RISE summarizes the latest headlines that have an impact on Medicare and Medicare Advantage.

CMS reports Medicare FFS improper payment rate down by $15B

The Centers for Medicare & Medicaid Services (CMS) credits its aggressive corrective actions for the reduction in an estimated $15 billion of Medicare Fee-For-Service (FFS) improper payments. In an announcement, CMS said the estimated improper payment rate decreased to 6.27 percent in FY 2020, from 7.25 percent in FY 2019, the fourth consecutive year the Medicare FFS improper payment rate has been below the 10 percent threshold for compliance established in the Payment Integrity Information Act of 2019.

The agency attributes this year’s decrease to progress in clarifying home health documentation requirements and educating providers (which led to an estimated $6 billion decrease in estimated improper payments since 2016) and a policy change related to supporting information for physician certification and recertification for skilled nursing facility services (which led to a $1 billion reduction in estimated improper payments).
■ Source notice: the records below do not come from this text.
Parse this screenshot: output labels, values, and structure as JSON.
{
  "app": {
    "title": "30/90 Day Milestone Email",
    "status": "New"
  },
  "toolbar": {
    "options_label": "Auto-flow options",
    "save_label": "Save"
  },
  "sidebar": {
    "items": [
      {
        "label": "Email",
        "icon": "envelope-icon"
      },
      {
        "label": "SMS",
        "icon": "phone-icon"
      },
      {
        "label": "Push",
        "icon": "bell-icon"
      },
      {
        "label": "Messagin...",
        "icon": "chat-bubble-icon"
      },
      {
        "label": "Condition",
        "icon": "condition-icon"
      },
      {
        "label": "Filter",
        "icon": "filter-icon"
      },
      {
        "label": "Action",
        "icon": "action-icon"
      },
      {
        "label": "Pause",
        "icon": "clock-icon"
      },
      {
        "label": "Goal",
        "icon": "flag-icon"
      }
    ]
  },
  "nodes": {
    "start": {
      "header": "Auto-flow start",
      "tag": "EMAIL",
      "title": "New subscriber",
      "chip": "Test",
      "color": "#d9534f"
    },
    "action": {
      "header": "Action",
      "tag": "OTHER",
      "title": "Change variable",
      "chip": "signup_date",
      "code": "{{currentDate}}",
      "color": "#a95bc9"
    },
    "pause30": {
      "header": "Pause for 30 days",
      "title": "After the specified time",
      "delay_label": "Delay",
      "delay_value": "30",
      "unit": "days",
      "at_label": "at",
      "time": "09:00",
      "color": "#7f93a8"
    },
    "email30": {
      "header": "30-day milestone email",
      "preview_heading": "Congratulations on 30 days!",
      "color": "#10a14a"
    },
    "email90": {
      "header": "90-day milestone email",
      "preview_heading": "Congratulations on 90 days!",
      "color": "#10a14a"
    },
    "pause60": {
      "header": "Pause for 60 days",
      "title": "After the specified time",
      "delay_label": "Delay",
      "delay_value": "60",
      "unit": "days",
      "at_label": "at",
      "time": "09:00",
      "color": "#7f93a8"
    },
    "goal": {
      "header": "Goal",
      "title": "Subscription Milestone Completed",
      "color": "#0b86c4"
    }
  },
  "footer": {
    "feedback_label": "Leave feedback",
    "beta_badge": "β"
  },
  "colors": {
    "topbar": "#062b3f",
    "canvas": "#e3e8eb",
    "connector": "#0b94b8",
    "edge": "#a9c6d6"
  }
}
For more information, see the CMS fact sheet on 2020 estimated improper payment rates.

BMA warns flawed 'rebate rule' will lead to increased costs for seniors

Better Medicare Alliance (BMA) has issued a warning in advance of the Trump administration’s possible finalization of its controversial “rebate rule.” If finalized, the rule will eliminate current cost-saving prescription drug rebates for seniors in Medicare Part D plans, including the more than 22 million beneficiaries in Medicare Advantage-Prescription Drug (MA-PD) plans. In an announcement, BMA said that the administration's own actuaries found that such policies could raise Medicare Part D premiums by 19 percent in the first year and 25 percent in the decade thereafter. The administration also provided several cost estimates for the rule’s impact on federal costs, which ranged from saving nearly $100 billion to costing nearly $200 billion.

“It would be deeply unfortunate to see CMS risk undermining its own progress in lowering health care costs for seniors in the final weeks of the current administration with finalization of this ill-conceived rule,” said Allyson Y. Schwartz, president and CEO of BMA, in the announcement. “CMS has touted its work to keep Part D premiums low, yet its own actuaries say this rule could raise Part D premiums by 19 percent in the first year alone—adding a senseless cost burden on seniors at the height of the COVID-19 pandemic.”

MA provider to pay $6.3M to settle False Claims Act allegations

The U.S. Department of Justice on Monday announced that Kaiser Foundation Health Plan of Washington, formerly known as Group Health Cooperative (GHC), agreed to pay $6,375,000 to resolve allegations that it submitted invalid diagnoses to Medicare for Medicare Advantage beneficiaries and received inflated payments from Medicare as a result. Kaiser Foundation Health Plan is headquartered in Oakland, Calif. The settlement resolves allegations that GHC knowingly submitted diagnoses that were not supported by the beneficiaries’ medical records to inflate the payments that it received from Medicare. The allegations were originally brought in a lawsuit filed under the qui tam, or whistleblower, provisions of the False Claims Act by Teresa Ross, a former employee of Group Health. The claims resolved by the settlement are allegations only; there has been no determination of liability, according to the Justice Department.